EzAudio: Enhancing Text-to-Audio Generation with Efficient Diffusion Transformer

Published 17 Sep 2024 in eess.AS and cs.SD | (2409.10819v2)

Abstract: We introduce EzAudio, a text-to-audio (T2A) generation framework designed to produce high-quality, natural-sounding sound effects. Core designs include: (1) We propose EzAudio-DiT, an optimized Diffusion Transformer (DiT) designed for audio latent representations, improving convergence speed, as well as parameter and memory efficiency. (2) We apply a classifier-free guidance (CFG) rescaling technique to mitigate fidelity loss at higher CFG scores and enhancing prompt adherence without compromising audio quality. (3) We propose a synthetic caption generation strategy leveraging recent advances in audio understanding and LLMs to enhance T2A pretraining. We show that EzAudio, with its computationally efficient architecture and fast convergence, is a competitive open-source model that excels in both objective and subjective evaluations by delivering highly realistic listening experiences. Code, data, and pre-trained models are released at: https://haidog-yaqub.github.io/EzAudio-Page/.

Abstract PDF Upgrade to Chat

Summary

The paper's main contribution is the development of EzAudio, a novel text-to-audio synthesis framework integrating latent diffusion and transformer architectures to enhance both audio quality and computational efficiency.
The methodology employs innovative techniques like AdaLN-SOLA, long-skip connections, and a three-stage training strategy including masked diffusion modeling and synthetic caption data.
Experimental results using metrics such as FD, KL divergence, IS, and CLAP scores demonstrate that EzAudio outperforms existing models with superior text-prompt alignment and realistic audio generation.

A Technical Analysis of "EzAudio: Enhancing Text-to-Audio Generation with Efficient Diffusion Transformer" (2409.10819)

Introduction

The paper "EzAudio: Enhancing Text-to-Audio Generation with Efficient Diffusion Transformer" investigates the enhancement of text-to-audio (T2A) generation using a diffusion transformer framework.

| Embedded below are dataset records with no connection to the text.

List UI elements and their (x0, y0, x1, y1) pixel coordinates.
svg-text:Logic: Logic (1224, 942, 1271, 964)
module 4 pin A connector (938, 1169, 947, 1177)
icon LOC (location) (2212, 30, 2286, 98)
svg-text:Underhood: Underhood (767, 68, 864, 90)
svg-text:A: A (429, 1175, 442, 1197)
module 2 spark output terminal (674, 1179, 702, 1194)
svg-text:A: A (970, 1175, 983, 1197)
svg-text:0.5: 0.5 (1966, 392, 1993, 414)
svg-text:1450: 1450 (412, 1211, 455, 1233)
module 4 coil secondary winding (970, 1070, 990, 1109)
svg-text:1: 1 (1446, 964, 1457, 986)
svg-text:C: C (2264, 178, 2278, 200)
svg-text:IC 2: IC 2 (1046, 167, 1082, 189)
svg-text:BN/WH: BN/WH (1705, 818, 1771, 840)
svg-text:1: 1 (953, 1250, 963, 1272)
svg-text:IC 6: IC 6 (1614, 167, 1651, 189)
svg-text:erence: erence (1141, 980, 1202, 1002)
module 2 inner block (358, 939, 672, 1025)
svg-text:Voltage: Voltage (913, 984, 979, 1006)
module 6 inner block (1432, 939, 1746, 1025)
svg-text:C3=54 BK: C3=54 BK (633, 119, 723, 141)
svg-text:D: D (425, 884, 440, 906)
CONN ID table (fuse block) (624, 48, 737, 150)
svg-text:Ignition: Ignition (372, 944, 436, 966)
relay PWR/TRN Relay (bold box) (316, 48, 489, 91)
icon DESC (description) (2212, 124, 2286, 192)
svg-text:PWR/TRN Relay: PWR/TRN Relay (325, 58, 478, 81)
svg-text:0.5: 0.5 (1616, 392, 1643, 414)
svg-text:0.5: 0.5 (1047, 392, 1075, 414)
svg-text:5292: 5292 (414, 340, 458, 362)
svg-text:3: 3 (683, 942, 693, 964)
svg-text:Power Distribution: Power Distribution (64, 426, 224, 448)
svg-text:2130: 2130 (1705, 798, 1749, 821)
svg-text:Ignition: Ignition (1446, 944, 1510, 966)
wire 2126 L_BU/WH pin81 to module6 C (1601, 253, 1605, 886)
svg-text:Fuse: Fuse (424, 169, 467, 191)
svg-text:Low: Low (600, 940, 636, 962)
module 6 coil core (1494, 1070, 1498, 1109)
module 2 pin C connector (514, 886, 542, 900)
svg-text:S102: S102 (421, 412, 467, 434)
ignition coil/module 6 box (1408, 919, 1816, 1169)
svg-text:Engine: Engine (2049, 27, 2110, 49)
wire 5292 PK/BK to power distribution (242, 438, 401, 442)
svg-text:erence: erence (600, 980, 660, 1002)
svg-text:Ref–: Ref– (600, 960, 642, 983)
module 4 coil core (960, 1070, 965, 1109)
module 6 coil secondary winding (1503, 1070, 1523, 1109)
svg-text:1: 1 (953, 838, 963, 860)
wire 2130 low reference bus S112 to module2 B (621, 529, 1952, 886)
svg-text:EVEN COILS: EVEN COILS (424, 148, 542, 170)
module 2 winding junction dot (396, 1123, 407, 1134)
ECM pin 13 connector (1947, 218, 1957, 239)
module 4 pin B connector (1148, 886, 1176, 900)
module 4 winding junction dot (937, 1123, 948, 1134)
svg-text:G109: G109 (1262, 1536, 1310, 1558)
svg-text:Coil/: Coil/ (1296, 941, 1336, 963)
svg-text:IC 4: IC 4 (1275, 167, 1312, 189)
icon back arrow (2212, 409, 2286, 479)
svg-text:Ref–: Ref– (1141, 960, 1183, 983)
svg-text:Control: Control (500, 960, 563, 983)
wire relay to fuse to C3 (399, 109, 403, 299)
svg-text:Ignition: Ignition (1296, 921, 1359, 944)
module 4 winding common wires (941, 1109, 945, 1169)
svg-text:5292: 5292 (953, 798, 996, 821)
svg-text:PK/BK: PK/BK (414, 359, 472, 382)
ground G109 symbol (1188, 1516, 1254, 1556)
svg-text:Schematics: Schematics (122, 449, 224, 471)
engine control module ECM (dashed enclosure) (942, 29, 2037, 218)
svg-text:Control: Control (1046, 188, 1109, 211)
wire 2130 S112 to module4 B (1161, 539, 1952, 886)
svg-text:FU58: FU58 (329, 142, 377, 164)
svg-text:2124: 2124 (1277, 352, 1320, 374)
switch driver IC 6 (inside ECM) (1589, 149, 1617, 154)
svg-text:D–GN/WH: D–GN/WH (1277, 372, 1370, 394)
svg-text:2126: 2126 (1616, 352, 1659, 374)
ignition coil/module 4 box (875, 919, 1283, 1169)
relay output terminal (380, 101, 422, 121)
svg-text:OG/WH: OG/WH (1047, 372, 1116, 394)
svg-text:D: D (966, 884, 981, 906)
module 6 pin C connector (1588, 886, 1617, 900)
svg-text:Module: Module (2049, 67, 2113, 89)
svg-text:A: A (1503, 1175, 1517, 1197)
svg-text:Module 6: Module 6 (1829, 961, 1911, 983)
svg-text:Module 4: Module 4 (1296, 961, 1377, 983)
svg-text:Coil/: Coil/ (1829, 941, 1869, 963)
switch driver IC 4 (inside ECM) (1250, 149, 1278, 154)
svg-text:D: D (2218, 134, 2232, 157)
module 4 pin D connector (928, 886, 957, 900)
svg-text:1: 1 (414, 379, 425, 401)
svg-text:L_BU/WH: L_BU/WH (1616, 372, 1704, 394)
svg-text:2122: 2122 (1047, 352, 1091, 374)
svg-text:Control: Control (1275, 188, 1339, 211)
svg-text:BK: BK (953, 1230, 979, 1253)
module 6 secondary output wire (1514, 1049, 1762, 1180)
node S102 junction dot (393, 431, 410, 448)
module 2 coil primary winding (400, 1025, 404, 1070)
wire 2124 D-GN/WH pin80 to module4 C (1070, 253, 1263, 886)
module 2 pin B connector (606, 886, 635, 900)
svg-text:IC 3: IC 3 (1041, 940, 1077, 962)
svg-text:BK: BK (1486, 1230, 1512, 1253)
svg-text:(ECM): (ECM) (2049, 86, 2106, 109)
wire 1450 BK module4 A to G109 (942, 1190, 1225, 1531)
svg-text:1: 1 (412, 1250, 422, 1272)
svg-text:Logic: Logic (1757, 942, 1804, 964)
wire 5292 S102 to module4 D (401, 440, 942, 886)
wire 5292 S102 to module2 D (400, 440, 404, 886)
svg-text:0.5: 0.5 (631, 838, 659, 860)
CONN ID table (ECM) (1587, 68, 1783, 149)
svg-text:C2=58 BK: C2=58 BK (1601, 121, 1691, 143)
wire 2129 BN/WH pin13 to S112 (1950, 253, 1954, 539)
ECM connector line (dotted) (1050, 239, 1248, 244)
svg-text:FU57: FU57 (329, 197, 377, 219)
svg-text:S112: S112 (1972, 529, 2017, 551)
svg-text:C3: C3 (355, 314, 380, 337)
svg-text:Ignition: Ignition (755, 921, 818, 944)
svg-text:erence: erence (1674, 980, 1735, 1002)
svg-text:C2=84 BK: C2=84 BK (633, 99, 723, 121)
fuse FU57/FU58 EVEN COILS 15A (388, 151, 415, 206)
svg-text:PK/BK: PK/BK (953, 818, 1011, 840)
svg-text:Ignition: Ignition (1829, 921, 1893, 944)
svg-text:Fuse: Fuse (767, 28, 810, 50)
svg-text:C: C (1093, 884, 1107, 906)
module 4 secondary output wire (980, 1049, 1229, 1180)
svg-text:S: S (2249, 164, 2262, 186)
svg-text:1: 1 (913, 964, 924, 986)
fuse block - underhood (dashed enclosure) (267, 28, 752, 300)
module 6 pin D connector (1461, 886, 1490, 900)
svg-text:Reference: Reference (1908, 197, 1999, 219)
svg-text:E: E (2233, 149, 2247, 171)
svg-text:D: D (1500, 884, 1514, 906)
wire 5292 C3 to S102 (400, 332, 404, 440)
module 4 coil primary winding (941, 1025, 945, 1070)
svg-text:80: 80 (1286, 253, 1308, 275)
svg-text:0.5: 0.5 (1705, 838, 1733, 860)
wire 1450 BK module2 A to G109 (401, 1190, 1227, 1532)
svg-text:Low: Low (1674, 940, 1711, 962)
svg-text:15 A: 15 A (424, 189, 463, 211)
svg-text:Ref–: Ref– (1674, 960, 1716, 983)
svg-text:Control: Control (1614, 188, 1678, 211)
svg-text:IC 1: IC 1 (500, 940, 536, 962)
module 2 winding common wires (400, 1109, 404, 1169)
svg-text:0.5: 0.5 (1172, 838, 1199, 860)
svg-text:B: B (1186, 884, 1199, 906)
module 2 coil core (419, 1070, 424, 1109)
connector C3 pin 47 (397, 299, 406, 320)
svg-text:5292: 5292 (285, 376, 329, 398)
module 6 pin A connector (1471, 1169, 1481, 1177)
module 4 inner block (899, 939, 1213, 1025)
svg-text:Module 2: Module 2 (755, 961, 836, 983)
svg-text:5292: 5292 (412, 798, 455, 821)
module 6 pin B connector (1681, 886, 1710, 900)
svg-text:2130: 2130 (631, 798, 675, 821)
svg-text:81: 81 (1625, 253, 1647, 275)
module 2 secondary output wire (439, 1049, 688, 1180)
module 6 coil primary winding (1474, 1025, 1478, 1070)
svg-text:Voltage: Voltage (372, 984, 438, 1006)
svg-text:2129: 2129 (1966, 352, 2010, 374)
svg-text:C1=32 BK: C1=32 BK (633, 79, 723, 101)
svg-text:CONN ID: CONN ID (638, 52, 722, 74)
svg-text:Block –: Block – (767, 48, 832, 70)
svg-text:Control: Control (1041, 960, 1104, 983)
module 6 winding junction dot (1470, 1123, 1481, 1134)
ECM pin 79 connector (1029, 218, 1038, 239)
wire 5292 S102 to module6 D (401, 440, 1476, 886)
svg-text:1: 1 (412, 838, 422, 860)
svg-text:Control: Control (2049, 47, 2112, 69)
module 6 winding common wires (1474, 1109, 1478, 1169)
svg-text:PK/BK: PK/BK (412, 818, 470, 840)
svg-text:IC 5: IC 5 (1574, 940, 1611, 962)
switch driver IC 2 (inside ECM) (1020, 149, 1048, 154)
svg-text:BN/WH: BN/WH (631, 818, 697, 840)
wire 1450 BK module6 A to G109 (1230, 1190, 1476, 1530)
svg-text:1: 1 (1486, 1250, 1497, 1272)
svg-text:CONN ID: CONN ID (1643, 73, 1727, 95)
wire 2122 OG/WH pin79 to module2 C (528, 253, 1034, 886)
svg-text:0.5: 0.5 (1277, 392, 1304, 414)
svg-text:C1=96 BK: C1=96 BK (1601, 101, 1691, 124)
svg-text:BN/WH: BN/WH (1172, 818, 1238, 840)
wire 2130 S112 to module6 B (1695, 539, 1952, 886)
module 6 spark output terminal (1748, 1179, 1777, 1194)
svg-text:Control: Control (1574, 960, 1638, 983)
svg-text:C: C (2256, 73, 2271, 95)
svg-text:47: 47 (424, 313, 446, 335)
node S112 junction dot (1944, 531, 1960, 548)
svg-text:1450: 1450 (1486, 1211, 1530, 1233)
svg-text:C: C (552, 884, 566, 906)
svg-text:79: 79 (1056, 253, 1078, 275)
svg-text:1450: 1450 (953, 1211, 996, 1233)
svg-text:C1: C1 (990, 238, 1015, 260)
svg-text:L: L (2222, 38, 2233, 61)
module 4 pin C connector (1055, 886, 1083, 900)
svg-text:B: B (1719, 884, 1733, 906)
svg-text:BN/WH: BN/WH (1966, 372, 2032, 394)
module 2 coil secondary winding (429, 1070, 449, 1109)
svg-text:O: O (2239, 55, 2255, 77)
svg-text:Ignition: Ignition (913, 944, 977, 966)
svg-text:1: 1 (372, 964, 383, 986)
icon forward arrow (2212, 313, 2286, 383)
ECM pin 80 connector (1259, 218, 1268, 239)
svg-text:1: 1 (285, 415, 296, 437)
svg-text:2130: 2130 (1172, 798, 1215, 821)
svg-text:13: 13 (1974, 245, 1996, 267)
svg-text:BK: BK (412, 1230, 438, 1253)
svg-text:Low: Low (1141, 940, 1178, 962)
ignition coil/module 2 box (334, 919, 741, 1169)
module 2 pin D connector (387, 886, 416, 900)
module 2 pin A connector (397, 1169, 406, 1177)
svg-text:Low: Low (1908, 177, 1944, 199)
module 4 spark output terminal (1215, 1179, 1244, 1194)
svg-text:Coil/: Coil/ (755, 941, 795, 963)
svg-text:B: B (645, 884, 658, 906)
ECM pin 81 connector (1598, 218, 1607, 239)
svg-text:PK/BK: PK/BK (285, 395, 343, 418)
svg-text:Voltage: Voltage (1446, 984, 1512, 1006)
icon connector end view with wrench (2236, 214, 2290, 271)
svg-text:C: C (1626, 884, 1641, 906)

It specifically addresses challenges in generation quality, computational efficiency, and model structure simplification. The authors propose EzAudio, a novel approach integrating latent diffusion models with transformer-based architectures, moving T2A synthesis away from 2D spectrogram representations toward 1D waveform latent embeddings to achieve superior audio generation.

Methodology

Model Architecture

EzAudio innovatively utilizes a latent diffusion model that operates within the latent space of a 1D waveform VAE, eschewing the complexity of 2D spectrograms and neural vocoders. This approach facilitates efficient handling of audio processing tasks, improving convergence speed and reducing memory demands.

Figure 1: The framework of the proposed EzAudio and the architectural details of EzAudio-DiT.

Diffusion Transformer Design

The paper introduces EzAudio-DiT, an optimized diffusion transformer tailored for audio latent representations. Key enhancements include:

AdaLN-SOLA: A modification to Adaptive LayerNorm (AdaLN), balancing parameter efficiency with performance stability.
Long-skip Connections: Facilitates the retention of low-level feature information throughout the network by creating shortcuts for data flow.
Additional Techniques: Integration of RoPE and QK-Norm to stabilize training and manage position encoding effectively.
Figure 2: Comparison of diffusion transformer architectures.

Data-Efficient Training Strategy

EzAudio employs a novel training strategy leveraging three stages:

Masked Diffusion Modeling: Pre-training using masked modeling on large unlabeled audio datasets.
Synthetic Caption Data: Training on synthetically generated audio captions, improving text-to-audio alignment.
Fine-tuning: Enhancing model precision with human-labeled audio caption datasets.

Classifier-Free Guidance Rescaling

An innovative rescaling technique is proposed to refine the classifier-free guidance (CFG) process, ensuring robust prompt alignment without compromising audio fidelity, even at high CFG scores.

Figure 3: FD and CLAP scores across CFG scales and rescaling factors.

Experiments and Results

Comprehensive experiments demonstrate EzAudio's effectiveness. Using metrics like Frechet Distance (FD), KL divergence, Inception Score (IS), and CLAP scores, EzAudio consistently outperforms existing T2A models such as Tango and Make-An-Audio, delivering superior text-prompt alignment and audio quality. Subjective evaluations further corroborate these findings, positioning EzAudio as a leading framework in T2A synthesis.

Figure 4: Mean subjective scores with 95% confidence intervals.

Conclusion

EzAudio sets a new benchmark in T2A generation by integrating a diffusion transformer design with innovative architectural improvements and training strategies. Its ability to deliver high-quality, realistic audio with efficient computational requirements makes it a valuable contribution to audio synthesis research. Future work may explore its applications in video-to-audio synthesis, leveraging ControlNet and DreamBooth advancements for even broader and more innovative uses in audio-generative tasks.